De White Stripes, la majorité des leaders d’opinions qui sévissent dans le monde de la musique ne retiennent en général que les trois premiers albums comme étant la pierre angulaire de leur relativement courte carrière, ce qui peut tout de même paraître très réducteur vis-à-vis d’un groupe qui aura joué un rôle de facilitateur entre une musique, qui n’avait déjà plus à cette époque rien de subversive, et le grand public en manque de guitares fuzz dans une décennie embrigadée par d’immondes artistes R’n’B. Ce qui en soi n’était déjà pas si mal et qui mérite certainement mieux que le dédain méprisable dont le groupe semble faire l’objet aujourd’hui.
Supergroupes
Parallèlement aux White Stripes, Jack White formera, avec Brendan Benson notamment, The Raconteurs au mitan des années 2000. Groupe avec lequel il distribuera le bâton à ses détracteurs pour se faire molester, le groupe n’étant rien de plus qu’une réunion de musiciens relativement connus d’un certain milieu et ne proposant qu’une relecture d’un Rock daté seventies lourdaud dont White semble assez friand. Rien de bien génial, mais rien de véritablement honteux non plus. On gardera de l’aventure – deux albums : Broken Boy Soldiers et Consolers Of The Lonely – quelques titres qui, sans crier gare, ont eu une certaine efficacité, tels Steady As She Goes chanté par White sur le premier, et quelques titres aux arrangements un peu plus subtils signés par Benson sur le second. Pas de quoi fouetter un chat. En hiatus depuis 2010, plus aucun projet commun n’a l’air d’actualité. On ne s’en formalisera pas.

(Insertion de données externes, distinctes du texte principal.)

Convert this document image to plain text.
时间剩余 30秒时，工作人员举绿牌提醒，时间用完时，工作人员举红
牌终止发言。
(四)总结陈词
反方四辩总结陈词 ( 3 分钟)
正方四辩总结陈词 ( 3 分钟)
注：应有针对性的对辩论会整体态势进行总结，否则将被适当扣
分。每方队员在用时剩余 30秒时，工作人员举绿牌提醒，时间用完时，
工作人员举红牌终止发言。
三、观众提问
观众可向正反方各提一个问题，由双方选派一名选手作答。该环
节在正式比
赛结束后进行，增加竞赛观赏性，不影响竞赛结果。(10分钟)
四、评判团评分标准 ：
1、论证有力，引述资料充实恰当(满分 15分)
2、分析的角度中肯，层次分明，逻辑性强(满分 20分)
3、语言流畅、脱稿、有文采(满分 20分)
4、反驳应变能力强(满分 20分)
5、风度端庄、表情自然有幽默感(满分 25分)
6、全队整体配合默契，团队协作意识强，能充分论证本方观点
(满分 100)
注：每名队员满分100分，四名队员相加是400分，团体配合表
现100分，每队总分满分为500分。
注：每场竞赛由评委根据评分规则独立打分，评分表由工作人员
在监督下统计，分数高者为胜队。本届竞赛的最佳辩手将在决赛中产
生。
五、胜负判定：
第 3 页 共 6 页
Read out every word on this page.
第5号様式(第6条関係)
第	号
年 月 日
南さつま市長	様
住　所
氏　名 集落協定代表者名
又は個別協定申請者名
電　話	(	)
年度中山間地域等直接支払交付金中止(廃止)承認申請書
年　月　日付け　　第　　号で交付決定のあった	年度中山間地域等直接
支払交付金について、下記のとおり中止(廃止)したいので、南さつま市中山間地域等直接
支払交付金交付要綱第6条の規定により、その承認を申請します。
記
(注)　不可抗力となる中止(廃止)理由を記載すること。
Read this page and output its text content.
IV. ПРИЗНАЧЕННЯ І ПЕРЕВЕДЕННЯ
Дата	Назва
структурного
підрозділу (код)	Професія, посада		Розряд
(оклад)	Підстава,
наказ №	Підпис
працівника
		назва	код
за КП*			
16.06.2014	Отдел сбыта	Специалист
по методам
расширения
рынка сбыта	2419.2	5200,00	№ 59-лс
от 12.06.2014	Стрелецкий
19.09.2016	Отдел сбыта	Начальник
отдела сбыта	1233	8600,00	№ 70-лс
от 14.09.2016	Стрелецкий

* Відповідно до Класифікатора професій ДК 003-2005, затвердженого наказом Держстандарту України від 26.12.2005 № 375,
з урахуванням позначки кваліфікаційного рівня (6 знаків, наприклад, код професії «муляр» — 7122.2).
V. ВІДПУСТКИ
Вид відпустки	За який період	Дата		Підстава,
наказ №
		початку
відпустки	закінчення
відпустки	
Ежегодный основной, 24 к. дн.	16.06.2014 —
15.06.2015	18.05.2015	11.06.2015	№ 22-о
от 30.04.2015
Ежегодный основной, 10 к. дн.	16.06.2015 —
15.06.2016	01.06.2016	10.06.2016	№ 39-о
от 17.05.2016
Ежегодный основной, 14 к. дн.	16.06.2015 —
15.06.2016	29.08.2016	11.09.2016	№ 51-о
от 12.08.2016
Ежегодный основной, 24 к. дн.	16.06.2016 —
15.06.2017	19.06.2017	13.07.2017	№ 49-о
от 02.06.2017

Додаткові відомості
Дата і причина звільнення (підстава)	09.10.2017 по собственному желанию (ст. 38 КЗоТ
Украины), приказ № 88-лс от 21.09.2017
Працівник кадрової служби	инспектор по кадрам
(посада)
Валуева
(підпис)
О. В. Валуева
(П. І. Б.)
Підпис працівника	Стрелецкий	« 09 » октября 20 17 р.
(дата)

Autre lubie, The Dead Weather, chose Zeppelinienne informe formée avec l’aide d’Alison Mosshart des Kills et de Dean Fertita (QOTSA) entre-autres. Sur ce projet, Jack White a attrapé le syndrome Dave Grohl… à l’envers, passant de la guitare à la batterie, laissant le soin à Dean Fertita et Alison Mosshart de nous infliger les plans mille fois rabâchés du duo Plant/Page, avec du gros son et sans aucune originalité. Pénible. Trois albums parus à ce jour, curieusement assez bien accueillis par la presse spécialisée et par les blogueurs de tous poils.
Du rouge contre du bleu
Quand sort en 2012 Blunderbuss, son premier album solo, à moins de faire partie d’un fan club transi et aveuglé par une certaine bigoterie à l’endroit de ce bon vieux Jack, il fallait vraiment avoir envie de plonger dedans, surtout que beaucoup d’eau avait coulé sous les ponts et qu’une énième mutation psychédélique plus ou moins excitante s’était faite jour, sans parler d’une scène garage bien vivace. La roue tourne toujours. Les vieux détracteurs de Jack White n’ont d’ailleurs probablement pas écouté ce disque, pourtant pas si mauvais qu’on aurait pu le croire. Bien entendu, la fraîcheur des débuts a disparu, l’urgence aussi. L’album est d’ailleurs par moment assez ampoulé. Mais il comporte aussi son lot de réussites. Tout comme Lazaretto, sorti deux ans plus tard.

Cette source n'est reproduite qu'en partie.